Looking back on that moment, Sheila now confidently says: "There is no depth of hell that God can't reach down and pull you out of and I'm telling you that He reached down to a real deep one in my circumstances."

She quickly came to understand that God's "grace (undeserved love) was sufficient," and that He was telling her, "If you'll give me all that pain, suffering, hurt, abandonment issues...I will take you out of this [spiritual] captivity."

"God is so amazing, that He sent His Son [Jesus] for people just like me," Sheila told Timesfreepress.com.

Understanding that God had forgiven her of all her past mistakes and sins helped Sheila forgive herself and her father as well.

"My father didn't have any parenting skills," she explains in retrospect. "He was raised in an institution for the blind, then was out on the road [on tour]."

She adds that one of her father's songs, You Don't Know Me reminds her of their relationship saying: "When I first heard him sing it, I cried and cried."

Ray passed away in June 2004 and Shiela chooses to remember him fondly as the incredibly talented "genius of soul".

"I love him with all of my heart.
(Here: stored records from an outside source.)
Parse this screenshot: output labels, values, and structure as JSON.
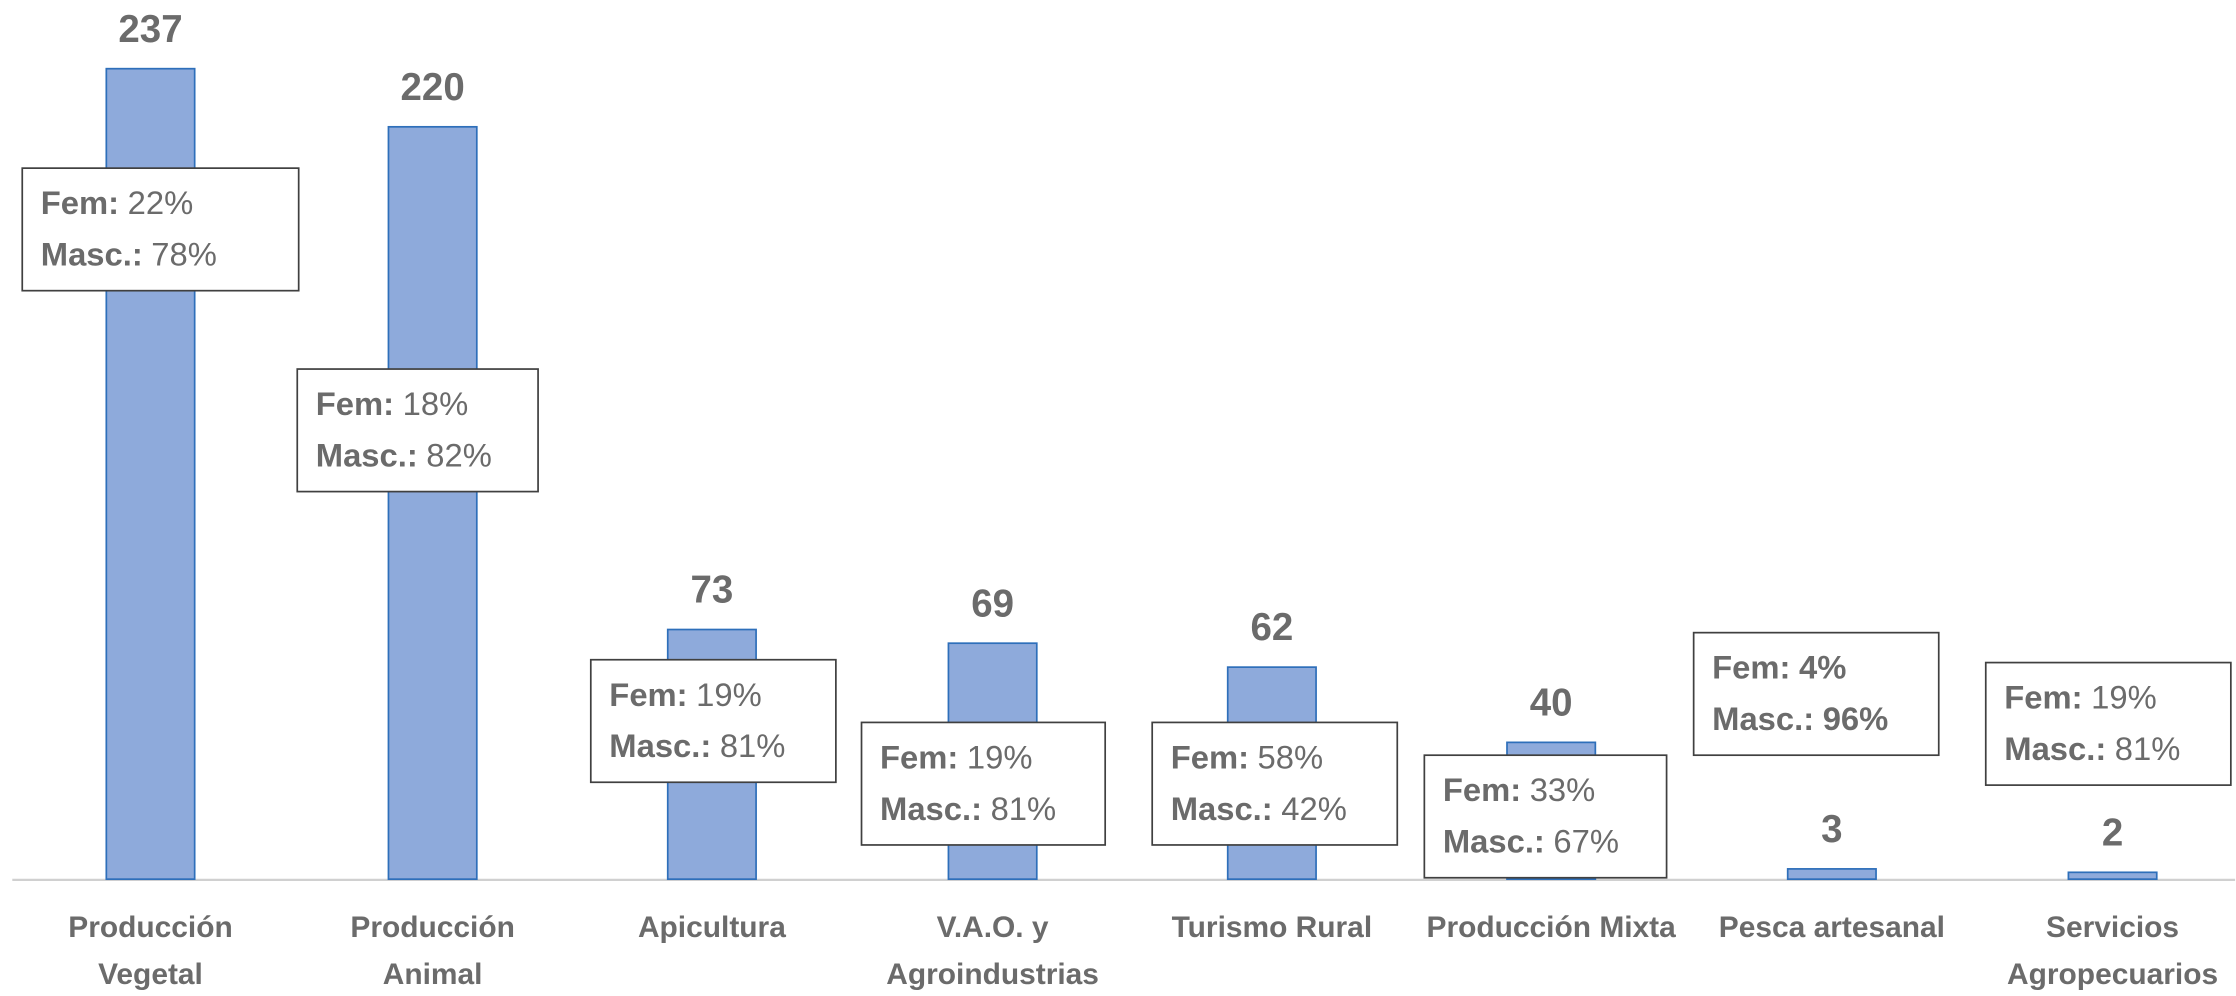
{
  "chart_data": {
    "type": "bar",
    "categories": [
      "Producción\nVegetal",
      "Producción\nAnimal",
      "Apicultura",
      "V.A.O. y\nAgroindustrias",
      "Turismo Rural",
      "Producción Mixta",
      "Pesca artesanal",
      "Servicios\nAgropecuarios"
    ],
    "values": [
      237,
      220,
      73,
      69,
      62,
      40,
      3,
      2
    ],
    "color": "#8eaadb",
    "ylim": [
      0,
      250
    ],
    "annotations": [
      {
        "fem_label": "Fem:",
        "fem": "22%",
        "masc_label": "Masc.:",
        "masc": "78%"
      },
      {
        "fem_label": "Fem:",
        "fem": "18%",
        "masc_label": "Masc.:",
        "masc": "82%"
      },
      {
        "fem_label": "Fem:",
        "fem": "19%",
        "masc_label": "Masc.:",
        "masc": "81%"
      },
      {
        "fem_label": "Fem:",
        "fem": "19%",
        "masc_label": "Masc.:",
        "masc": "81%"
      },
      {
        "fem_label": "Fem:",
        "fem": "58%",
        "masc_label": "Masc.:",
        "masc": "42%"
      },
      {
        "fem_label": "Fem:",
        "fem": "33%",
        "masc_label": "Masc.:",
        "masc": "67%"
      },
      {
        "fem_label": "Fem:",
        "fem": "4%",
        "masc_label": "Masc.:",
        "masc": "96%",
        "bold_values": true
      },
      {
        "fem_label": "Fem:",
        "fem": "19%",
        "masc_label": "Masc.:",
        "masc": "81%"
      }
    ]
  }
}
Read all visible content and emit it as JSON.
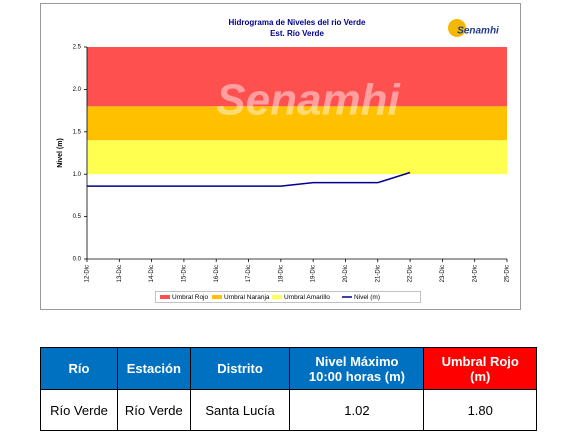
{
  "chart_data": {
    "type": "line",
    "title": "Hidrograma de Niveles del rio Verde",
    "subtitle": "Est. Río Verde",
    "logo_text": "Senamhi",
    "watermark": "Senamhi",
    "y_label": "Nivel (m)",
    "categories": [
      "12-Dic",
      "13-Dic",
      "14-Dic",
      "15-Dic",
      "16-Dic",
      "17-Dic",
      "18-Dic",
      "19-Dic",
      "20-Dic",
      "21-Dic",
      "22-Dic",
      "23-Dic",
      "24-Dic",
      "25-Dic"
    ],
    "ylim": [
      0,
      2.5
    ],
    "yticks": [
      {
        "value": 0,
        "label": "0.0"
      },
      0.5,
      {
        "value": 1,
        "label": "1.0"
      },
      1.5,
      {
        "value": 2,
        "label": "2.0"
      },
      2.5
    ],
    "thresholds": [
      {
        "name": "Umbral Rojo",
        "color": "#ff5050",
        "range": [
          1.8,
          2.5
        ]
      },
      {
        "name": "Umbral Naranja",
        "color": "#ffc000",
        "range": [
          1.4,
          1.8
        ]
      },
      {
        "name": "Umbral Amarillo",
        "color": "#ffff50",
        "range": [
          1.0,
          1.4
        ]
      }
    ],
    "series": [
      {
        "name": "Nivel (m)",
        "color": "#00008b",
        "values": [
          0.86,
          0.86,
          0.86,
          0.86,
          0.86,
          0.86,
          0.86,
          0.9,
          0.9,
          0.9,
          1.02,
          null,
          null,
          null
        ]
      }
    ]
  },
  "table": {
    "header": [
      "Río",
      "Estación",
      "Distrito",
      "Nivel Máximo\n10:00 horas (m)",
      "Umbral Rojo\n(m)"
    ],
    "rows": [
      [
        "Río Verde",
        "Río Verde",
        "Santa Lucía",
        "1.02",
        "1.80"
      ]
    ]
  }
}
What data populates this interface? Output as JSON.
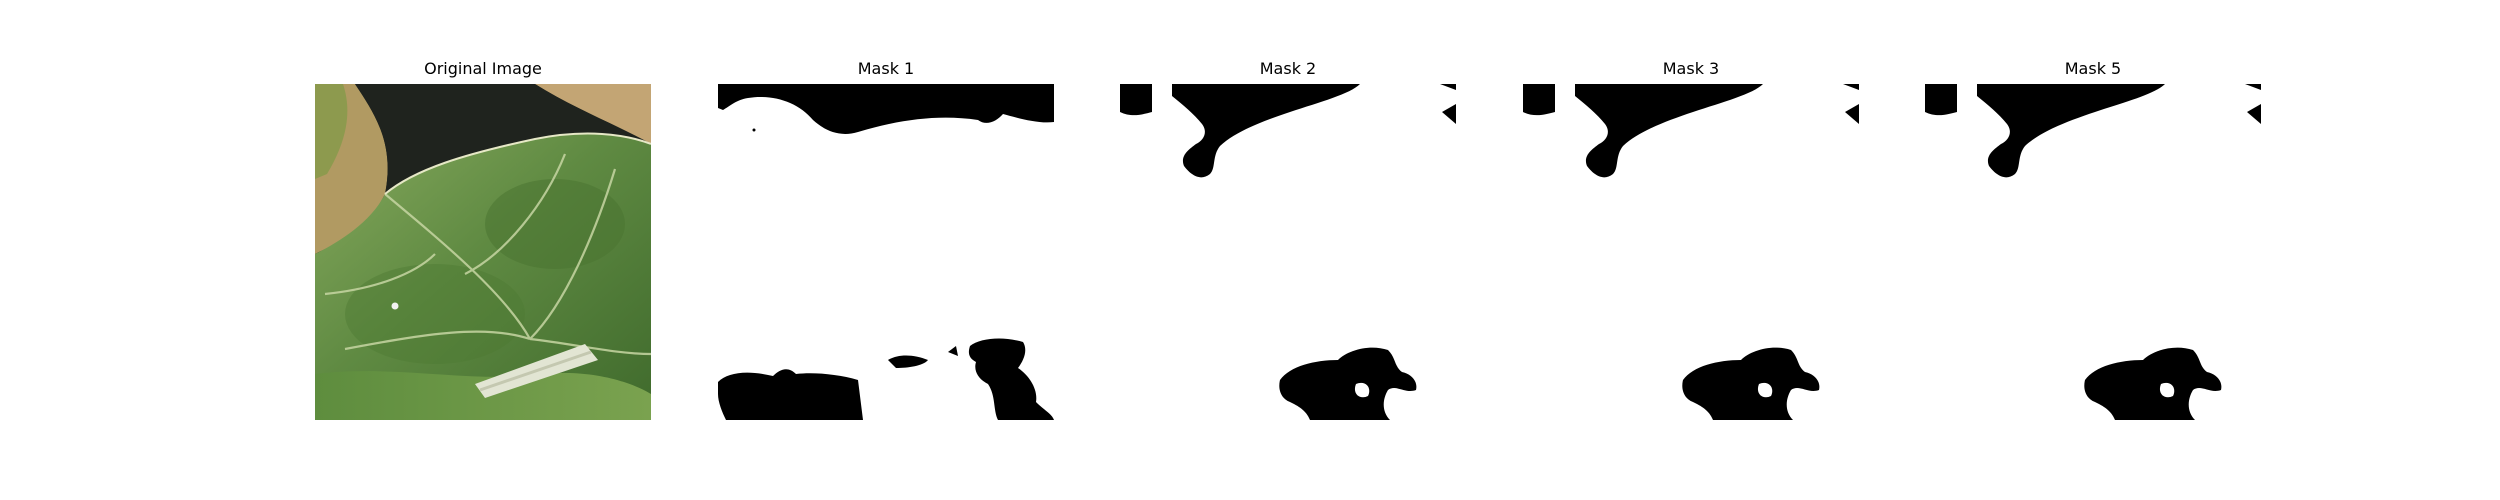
{
  "figure": {
    "panels": [
      {
        "title": "Original Image",
        "kind": "photo"
      },
      {
        "title": "Mask 1",
        "kind": "mask"
      },
      {
        "title": "Mask 2",
        "kind": "mask"
      },
      {
        "title": "Mask 3",
        "kind": "mask"
      },
      {
        "title": "Mask 5",
        "kind": "mask"
      }
    ]
  },
  "colors": {
    "background": "#ffffff",
    "mask_fg": "#ffffff",
    "mask_bg": "#000000",
    "leaf_dark": "#3f6a2c",
    "leaf_mid": "#5f8a42",
    "leaf_light": "#87a85c",
    "dry_leaf": "#b19a62",
    "shadow": "#1f231e",
    "vein": "#c7d6a3",
    "stem": "#e2e5d3"
  }
}
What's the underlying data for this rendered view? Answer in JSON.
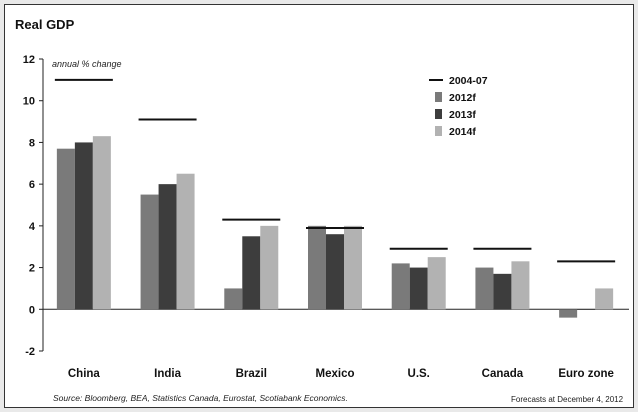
{
  "chart_data": {
    "type": "bar",
    "title": "Real GDP",
    "unit_label": "annual % change",
    "categories": [
      "China",
      "India",
      "Brazil",
      "Mexico",
      "U.S.",
      "Canada",
      "Euro zone"
    ],
    "series": [
      {
        "name": "2012f",
        "values": [
          7.7,
          5.5,
          1.0,
          4.0,
          2.2,
          2.0,
          -0.4
        ]
      },
      {
        "name": "2013f",
        "values": [
          8.0,
          6.0,
          3.5,
          3.6,
          2.0,
          1.7,
          0.0
        ]
      },
      {
        "name": "2014f",
        "values": [
          8.3,
          6.5,
          4.0,
          4.0,
          2.5,
          2.3,
          1.0
        ]
      }
    ],
    "reference": {
      "name": "2004-07",
      "values": [
        11.0,
        9.1,
        4.3,
        3.9,
        2.9,
        2.9,
        2.3
      ]
    },
    "ylim": [
      -2,
      12
    ],
    "yticks": [
      -2,
      0,
      2,
      4,
      6,
      8,
      10,
      12
    ],
    "grid": false,
    "legend_position": "top-right",
    "colors": {
      "2012f": "#7a7a7a",
      "2013f": "#3d3d3d",
      "2014f": "#b2b2b2",
      "2004-07": "#111111"
    }
  },
  "footer": {
    "source": "Source: Bloomberg, BEA, Statistics Canada, Eurostat, Scotiabank Economics.",
    "forecast_note": "Forecasts at December 4, 2012"
  }
}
He left (his kids) an awesome legacy. I know he loved us truly in his own way."

Today, Sheila is often called upon to provide renditions of her father's best-known songs, from Hit The Road Jack to Georgia, and takes every opportunity to tell her story of transformation.

"God revealed to me that it wasn't just a story for me, but a story to change people's lives – to take them out of darkness and into life," she told Herald Times.

Sheila now visits prisons, churches and recovery groups with her husband to perform and to share her message of hope.

Her memoir Behind the Shades is also available on Amazon.com, sharing through her experiences that "God is still in the business of doing modern-day miracles".